Crimson Pages.
Crimson Pages
I hold my heart between thumb and quill,
still beating, wetter than ink can tell—
each pulse a syllable straining for sky,
each drop a confession too jagged to whisper,
so I split silence open and let it spill.
Memory sleeps like glass beneath dust,
fragile until a careless breath trembles it;
I breathe, and suddenly shards glitter,
mirroring faces that called me unbreakable—
I gather them, bleeding, to prove I feel.
Night is a patient surgeon, trimming hope,
suturing shadows where laughter once lived;
I lie awake on the theatre of paper,
scalpel-moon carving verses from marrow,
trusting dawn to anesthetize the ache.
Every wound owns a vocabulary of thunder—
it rumbles in my veins, obstinate, raw,
so I tongue the storm into rhyme and metre
until lightning uncoils, gentled,
becoming light enough to guide a child home.
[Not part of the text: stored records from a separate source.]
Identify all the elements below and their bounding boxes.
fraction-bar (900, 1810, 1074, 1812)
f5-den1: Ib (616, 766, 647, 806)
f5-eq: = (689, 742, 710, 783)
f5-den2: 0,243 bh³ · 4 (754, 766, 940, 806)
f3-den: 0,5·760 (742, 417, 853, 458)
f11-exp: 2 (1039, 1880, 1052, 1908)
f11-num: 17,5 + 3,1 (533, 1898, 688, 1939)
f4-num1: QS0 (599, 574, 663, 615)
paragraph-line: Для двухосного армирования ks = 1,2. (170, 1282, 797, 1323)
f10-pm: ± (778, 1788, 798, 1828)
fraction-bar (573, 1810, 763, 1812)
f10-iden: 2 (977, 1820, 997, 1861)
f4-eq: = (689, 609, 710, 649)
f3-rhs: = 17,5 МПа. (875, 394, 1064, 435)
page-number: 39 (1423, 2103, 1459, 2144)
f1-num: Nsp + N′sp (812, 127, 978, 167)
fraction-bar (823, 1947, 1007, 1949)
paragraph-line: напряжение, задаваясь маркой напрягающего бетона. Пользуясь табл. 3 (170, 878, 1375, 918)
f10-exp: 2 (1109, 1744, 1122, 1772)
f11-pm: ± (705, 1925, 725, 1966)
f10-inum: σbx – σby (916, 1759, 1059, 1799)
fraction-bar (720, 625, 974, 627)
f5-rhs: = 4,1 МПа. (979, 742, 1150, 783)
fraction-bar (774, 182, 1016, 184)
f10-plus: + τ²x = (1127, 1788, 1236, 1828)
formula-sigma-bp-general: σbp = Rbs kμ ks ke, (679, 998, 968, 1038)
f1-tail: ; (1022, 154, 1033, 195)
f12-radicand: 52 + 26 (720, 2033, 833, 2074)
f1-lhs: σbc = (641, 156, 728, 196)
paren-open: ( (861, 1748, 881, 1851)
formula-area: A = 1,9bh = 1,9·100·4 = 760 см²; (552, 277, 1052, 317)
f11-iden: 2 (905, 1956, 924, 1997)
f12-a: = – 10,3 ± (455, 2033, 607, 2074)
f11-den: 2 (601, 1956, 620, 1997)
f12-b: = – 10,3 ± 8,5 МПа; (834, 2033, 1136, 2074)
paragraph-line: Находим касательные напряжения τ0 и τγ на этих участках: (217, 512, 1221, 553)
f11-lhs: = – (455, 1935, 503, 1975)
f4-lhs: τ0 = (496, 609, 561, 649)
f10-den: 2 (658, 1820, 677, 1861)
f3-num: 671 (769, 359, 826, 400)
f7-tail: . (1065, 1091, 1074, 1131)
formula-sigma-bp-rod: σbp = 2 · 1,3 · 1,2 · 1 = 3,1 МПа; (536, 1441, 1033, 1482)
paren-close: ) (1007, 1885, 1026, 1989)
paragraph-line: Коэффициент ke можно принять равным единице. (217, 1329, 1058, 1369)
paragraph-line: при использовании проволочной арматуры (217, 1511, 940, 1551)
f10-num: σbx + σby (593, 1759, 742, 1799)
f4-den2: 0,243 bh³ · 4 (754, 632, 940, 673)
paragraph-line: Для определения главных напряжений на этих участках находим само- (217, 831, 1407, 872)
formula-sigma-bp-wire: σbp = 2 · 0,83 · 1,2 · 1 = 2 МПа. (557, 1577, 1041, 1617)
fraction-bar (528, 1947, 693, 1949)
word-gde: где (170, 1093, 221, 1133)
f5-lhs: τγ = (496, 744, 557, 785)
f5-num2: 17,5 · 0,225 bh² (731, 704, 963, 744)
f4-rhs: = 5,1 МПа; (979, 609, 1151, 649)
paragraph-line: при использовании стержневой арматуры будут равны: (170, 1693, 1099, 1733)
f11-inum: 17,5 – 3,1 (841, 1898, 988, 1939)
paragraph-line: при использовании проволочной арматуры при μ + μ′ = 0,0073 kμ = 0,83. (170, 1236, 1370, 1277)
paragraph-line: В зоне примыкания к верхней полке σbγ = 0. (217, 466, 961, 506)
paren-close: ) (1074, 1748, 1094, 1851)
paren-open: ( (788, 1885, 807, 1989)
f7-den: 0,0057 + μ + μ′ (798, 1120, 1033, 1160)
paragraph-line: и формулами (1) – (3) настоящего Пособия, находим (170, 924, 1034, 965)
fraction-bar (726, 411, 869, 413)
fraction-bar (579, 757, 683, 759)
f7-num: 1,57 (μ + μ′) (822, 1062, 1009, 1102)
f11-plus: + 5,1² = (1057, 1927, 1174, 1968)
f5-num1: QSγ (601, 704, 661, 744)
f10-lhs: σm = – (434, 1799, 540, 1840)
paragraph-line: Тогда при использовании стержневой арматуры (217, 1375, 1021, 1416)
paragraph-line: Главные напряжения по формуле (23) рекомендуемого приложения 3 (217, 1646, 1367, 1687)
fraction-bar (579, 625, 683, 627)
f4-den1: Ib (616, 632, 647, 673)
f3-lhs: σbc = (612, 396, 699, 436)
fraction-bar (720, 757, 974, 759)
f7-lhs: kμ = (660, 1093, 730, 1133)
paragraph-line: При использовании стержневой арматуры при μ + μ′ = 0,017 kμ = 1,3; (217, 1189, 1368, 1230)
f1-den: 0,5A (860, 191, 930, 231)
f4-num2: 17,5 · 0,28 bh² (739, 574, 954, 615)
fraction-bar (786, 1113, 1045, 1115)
I write of rivers older than my sorrow,
waters that learned to hum through stones;
they teach me endurance is music,
that even bruised currents reach the sea—
I follow their tempo towards forgiveness.
The page forgives nothing, yet accepts all:
it swallows my flaws like fertile soil,
and something green insists on sprouting—
a leaf shaped like possibility,
fluttering where emptiness once ruled.
At last I stitch the final line to my skin,
feel the poem tighten, warm, alive;
here, hurt is threaded into wholeness,
here, bleeding translates into breath—
and I rise, unburdened, on paper wings.